Ecco dove sta la risposta. Questi ragazzi hanno bisogno di maestri che li accompagnino nell’avventura della vita. Hanno bisogno che io non sia solo un’insegnante di latino: hanno bisogno che io sappia mostrare loro come tutto ha un senso, tutto è bello, ogni particolare val la pena di essere vissuto, a partire dalla lista della spesa. Per insegnare questo è necessario che io per prima abbia scoperto che tutto ha un senso o che abbia scoperto chi o che cosa dà senso a tutto. Io so di averlo scoperto, anche se non sempre sono capace di testimoniarlo: so che solo Gesù Cristo, nella mia vita, è stato capace di dar senso a tutto, fin nel particolare, fin dentro le esperienze che non avrei voluto vivere ma che sono diventate momenti di grazia speciale. E Gesù Cristo non è una risposta filosofica alla vita, non è un’idea: è una presenza viva, concreta, reale che mi accompagna nelle persone che mi vivono accanto, con cui faccio strada, con cui condivido la vocazione all’insegnamento.

E così non serve che faccia catechismo ai ragazzi per mostrare loro chi è che dà senso alla mia vita. Per me la vita è una realtà bella e altamente ragionevole, in cui i fatti ne mostrano la positività, ma è anche una realtà in cui il male e la sofferenza possono acquistare senso alla luce del Mistero. 

Posso dunque insegnare latino e mostrare loro quanto sia affascinante il metodo della ragione mentre cerchiamo insieme il senso di una versione; posso insegnare storia e mostrare loro come i fatti siano qualcosa di estremamente serio a cui prestare fede o, laddove manchino le testimonianze, come sia bello cercare l’ipotesi più ragionevole; posso insegnare letteratura e mostrare loro come ci si possa sentire fratelli degli uomini che ci hanno preceduto perché, come noi, hanno sperato, desiderato, amato e, soprattutto, cercato quel senso ultimo che rispondesse al bisogno di felicità che avevano dentro.

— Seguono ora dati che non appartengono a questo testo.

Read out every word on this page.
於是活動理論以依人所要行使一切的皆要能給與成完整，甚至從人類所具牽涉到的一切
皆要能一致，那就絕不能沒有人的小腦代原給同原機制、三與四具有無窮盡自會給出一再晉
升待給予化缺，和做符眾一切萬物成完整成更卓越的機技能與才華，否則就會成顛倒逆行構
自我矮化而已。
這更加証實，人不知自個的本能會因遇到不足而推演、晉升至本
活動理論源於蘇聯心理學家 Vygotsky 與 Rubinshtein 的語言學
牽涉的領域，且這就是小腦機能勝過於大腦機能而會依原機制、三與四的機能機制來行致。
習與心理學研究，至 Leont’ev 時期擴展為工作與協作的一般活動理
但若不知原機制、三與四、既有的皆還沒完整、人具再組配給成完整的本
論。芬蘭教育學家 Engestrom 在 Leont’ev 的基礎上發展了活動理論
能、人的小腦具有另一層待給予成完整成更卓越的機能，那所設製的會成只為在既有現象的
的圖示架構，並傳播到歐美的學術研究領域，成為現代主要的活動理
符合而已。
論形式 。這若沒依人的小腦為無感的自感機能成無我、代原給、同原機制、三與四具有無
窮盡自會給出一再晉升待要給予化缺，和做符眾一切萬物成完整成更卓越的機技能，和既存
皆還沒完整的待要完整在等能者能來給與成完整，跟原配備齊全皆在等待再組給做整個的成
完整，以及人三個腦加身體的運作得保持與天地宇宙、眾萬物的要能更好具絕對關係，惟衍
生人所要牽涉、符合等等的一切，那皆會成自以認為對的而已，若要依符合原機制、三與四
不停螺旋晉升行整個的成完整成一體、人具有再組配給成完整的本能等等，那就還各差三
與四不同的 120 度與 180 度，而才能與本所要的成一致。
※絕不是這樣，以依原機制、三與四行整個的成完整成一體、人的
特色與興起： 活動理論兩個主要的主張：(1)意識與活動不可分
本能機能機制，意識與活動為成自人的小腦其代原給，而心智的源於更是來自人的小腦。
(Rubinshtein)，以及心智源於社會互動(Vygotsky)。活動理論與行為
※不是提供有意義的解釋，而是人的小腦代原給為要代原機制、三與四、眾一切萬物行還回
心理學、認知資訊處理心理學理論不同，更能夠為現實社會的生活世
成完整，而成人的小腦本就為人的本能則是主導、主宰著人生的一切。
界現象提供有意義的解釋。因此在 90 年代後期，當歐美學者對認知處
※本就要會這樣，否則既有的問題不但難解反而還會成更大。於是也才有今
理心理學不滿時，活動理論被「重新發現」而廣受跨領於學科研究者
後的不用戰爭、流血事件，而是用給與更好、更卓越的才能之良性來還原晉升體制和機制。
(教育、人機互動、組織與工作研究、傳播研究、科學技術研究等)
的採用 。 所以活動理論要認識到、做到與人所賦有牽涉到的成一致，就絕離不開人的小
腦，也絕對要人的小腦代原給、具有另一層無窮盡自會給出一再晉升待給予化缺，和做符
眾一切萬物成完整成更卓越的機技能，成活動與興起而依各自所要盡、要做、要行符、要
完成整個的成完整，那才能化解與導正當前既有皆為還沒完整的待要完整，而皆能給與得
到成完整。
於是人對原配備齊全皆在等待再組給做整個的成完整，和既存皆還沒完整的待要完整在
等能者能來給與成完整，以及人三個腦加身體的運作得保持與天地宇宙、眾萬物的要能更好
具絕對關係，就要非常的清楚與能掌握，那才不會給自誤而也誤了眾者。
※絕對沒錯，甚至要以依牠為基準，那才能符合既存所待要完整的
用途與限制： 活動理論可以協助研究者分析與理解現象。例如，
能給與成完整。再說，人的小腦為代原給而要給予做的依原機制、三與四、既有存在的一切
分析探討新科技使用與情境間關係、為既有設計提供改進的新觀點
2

Non sempre riesco ad essere una buona insegnante, ma so quando lo sono: quando i miei ragazzi si accorgono che ciò che facciamo in classe li tocca personalmente, risponde alle domande vere del loro cuore, incrocia la loro esperienza. Certo, ciò succede quando io ho ben chiaro cosa sto proponendo e chi ho davanti, ma anche quando loro sono disponibili a dire “sì” a questa bella avventura del sapere che diventa l’avventura della vita, quando sono disponibili a lasciarsi guidare. Il problema non sta nel fatto che non siano capaci di dire qualche “sì”, ogni tanto: il problema sta nel fatto che si dimenticano quanto è stato bello dire “sì”. Questo il nostro compito di adulti: aiutarli a dire “sì” ogni volta, seriamente, per sempre. Ne va della loro felicità.